Before the giddiness gets too out of hand, Intel’s move to TSMC isn’t about producing better chips, it’s about muscling away production from AMD and Nvidia over the next decade or so.
I find it amusing how my nearly a decade old, 22nm CPU stacks up against the newer stuff - at 4.4GHz which is a mild overclock - brings it inline with 2000 series Ryzen and newer Intel platforms:
https://valid.x86.fr/u28wd2
This CPU is good for at least 4.7GHz (which brings it a hair behind the 3600) and probably more but I don't have the cooling currently, with the 3070FE venting hot air in the CPU area
, to sensibly run it above 4.4GHz for 24x7 operation.
You may find benchmarks around the net with the 1650 not doing so well but that is usually the V1 or someone running the V2 on bog standard 1600 or 1866MHz memory which holds them back.
EDIT: Someone's at almost 5GHz
http://valid.x86.fr/361enm
Well, technically it is the very same architecture.
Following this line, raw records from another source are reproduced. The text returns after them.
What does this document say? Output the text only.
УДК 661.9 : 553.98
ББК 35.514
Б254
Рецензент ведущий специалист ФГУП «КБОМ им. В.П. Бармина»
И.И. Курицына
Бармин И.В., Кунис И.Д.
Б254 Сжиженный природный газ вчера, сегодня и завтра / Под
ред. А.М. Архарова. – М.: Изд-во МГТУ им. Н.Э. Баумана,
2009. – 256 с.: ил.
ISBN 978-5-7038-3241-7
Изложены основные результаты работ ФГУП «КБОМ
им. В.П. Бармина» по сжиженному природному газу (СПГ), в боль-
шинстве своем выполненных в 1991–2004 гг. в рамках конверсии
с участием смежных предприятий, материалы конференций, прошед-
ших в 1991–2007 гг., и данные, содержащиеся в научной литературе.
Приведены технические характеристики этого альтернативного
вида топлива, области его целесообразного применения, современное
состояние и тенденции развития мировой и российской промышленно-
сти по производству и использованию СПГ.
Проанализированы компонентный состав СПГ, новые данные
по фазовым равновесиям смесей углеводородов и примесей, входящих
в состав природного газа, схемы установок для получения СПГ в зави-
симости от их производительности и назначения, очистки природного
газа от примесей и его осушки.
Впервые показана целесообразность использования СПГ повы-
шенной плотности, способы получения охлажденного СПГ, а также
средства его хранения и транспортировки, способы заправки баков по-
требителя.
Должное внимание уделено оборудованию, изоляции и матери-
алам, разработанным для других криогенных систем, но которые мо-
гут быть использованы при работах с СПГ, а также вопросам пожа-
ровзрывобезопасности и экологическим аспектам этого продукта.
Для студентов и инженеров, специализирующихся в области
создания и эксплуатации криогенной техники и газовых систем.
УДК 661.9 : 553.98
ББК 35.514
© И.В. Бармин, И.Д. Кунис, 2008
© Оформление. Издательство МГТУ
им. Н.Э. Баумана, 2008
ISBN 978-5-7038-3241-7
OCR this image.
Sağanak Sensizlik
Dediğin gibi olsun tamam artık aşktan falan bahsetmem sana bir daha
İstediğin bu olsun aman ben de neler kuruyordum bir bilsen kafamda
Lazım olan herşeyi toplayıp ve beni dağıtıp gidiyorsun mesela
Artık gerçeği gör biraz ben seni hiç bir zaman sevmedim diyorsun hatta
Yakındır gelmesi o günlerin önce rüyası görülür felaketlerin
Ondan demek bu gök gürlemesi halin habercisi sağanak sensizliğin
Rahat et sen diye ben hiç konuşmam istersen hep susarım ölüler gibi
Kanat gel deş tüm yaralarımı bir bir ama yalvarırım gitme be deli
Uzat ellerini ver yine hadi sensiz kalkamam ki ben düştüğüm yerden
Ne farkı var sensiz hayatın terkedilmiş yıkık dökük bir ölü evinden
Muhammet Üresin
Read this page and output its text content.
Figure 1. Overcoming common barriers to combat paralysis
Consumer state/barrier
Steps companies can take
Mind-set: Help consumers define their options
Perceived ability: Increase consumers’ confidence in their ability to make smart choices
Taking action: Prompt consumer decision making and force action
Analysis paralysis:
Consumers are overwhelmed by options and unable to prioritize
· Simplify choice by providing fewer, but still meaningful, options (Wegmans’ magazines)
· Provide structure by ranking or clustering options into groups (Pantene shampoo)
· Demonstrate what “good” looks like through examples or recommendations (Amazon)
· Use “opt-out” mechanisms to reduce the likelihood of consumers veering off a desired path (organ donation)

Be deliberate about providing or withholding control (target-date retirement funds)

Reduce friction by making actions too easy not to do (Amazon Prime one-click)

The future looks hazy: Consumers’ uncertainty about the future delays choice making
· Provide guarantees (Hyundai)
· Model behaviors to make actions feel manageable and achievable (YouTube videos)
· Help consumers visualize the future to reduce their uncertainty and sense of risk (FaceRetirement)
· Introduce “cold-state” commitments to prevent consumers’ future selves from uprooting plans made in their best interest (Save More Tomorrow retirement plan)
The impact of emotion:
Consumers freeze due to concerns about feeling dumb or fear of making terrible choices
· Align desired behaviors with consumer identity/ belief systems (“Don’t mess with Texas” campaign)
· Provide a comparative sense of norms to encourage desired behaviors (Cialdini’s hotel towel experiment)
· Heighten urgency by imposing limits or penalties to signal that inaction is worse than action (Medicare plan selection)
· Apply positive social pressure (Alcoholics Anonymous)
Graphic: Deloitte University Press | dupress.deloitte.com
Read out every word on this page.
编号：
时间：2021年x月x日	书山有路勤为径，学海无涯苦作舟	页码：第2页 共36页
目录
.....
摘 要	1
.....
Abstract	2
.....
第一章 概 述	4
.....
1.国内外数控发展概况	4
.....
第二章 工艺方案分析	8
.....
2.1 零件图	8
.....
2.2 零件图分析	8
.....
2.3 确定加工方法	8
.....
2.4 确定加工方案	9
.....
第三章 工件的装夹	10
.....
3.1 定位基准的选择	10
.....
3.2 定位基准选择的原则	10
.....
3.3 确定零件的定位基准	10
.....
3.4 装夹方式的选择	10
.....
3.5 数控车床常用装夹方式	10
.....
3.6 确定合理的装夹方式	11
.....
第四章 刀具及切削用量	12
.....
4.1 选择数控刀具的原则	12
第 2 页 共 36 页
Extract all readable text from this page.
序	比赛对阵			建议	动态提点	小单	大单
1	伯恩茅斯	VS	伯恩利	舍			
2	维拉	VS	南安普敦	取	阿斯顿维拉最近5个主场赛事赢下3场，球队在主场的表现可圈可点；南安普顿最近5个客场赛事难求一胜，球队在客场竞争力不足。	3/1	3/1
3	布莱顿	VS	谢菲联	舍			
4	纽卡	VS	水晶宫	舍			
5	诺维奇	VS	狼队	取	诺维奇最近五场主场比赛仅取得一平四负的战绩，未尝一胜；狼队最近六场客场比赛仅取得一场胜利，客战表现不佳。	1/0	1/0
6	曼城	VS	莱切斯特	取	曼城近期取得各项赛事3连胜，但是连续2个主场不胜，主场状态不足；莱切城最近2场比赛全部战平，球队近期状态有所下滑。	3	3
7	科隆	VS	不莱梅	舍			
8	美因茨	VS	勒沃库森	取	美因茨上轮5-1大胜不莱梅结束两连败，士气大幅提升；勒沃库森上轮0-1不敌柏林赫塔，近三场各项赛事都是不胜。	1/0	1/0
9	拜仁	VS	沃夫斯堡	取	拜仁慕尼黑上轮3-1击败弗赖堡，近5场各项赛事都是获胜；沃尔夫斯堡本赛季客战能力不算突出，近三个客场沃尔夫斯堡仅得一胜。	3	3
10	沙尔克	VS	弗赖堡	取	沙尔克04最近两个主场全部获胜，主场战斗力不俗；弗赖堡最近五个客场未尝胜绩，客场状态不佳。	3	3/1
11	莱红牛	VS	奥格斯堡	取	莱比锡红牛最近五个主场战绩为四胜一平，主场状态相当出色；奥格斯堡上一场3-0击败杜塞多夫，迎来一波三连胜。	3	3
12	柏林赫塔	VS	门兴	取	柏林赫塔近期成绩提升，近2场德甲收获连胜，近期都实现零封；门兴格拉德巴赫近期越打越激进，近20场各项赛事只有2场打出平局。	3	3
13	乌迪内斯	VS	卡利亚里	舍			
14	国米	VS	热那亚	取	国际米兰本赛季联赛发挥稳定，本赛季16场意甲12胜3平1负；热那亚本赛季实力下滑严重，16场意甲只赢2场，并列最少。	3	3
Only the marketing gives new names (lakes) and the internal widths are increased (few new instructions - AVX2, FMA3) but the changes end there.
Ivy Bridge EP/EX is more a branch off - it has some disadvantages when you scale beyond 12 cores and even at 10 cores starts to drop off a bit - but up to 12 cores the architecture still has a lot going for it. The top tier silicon is rather remarkable actually - light years away from the consumer variants like my 4820K before - but so it should be when you are talking a family of CPUs which were mostly in the 1000s of dollars on release.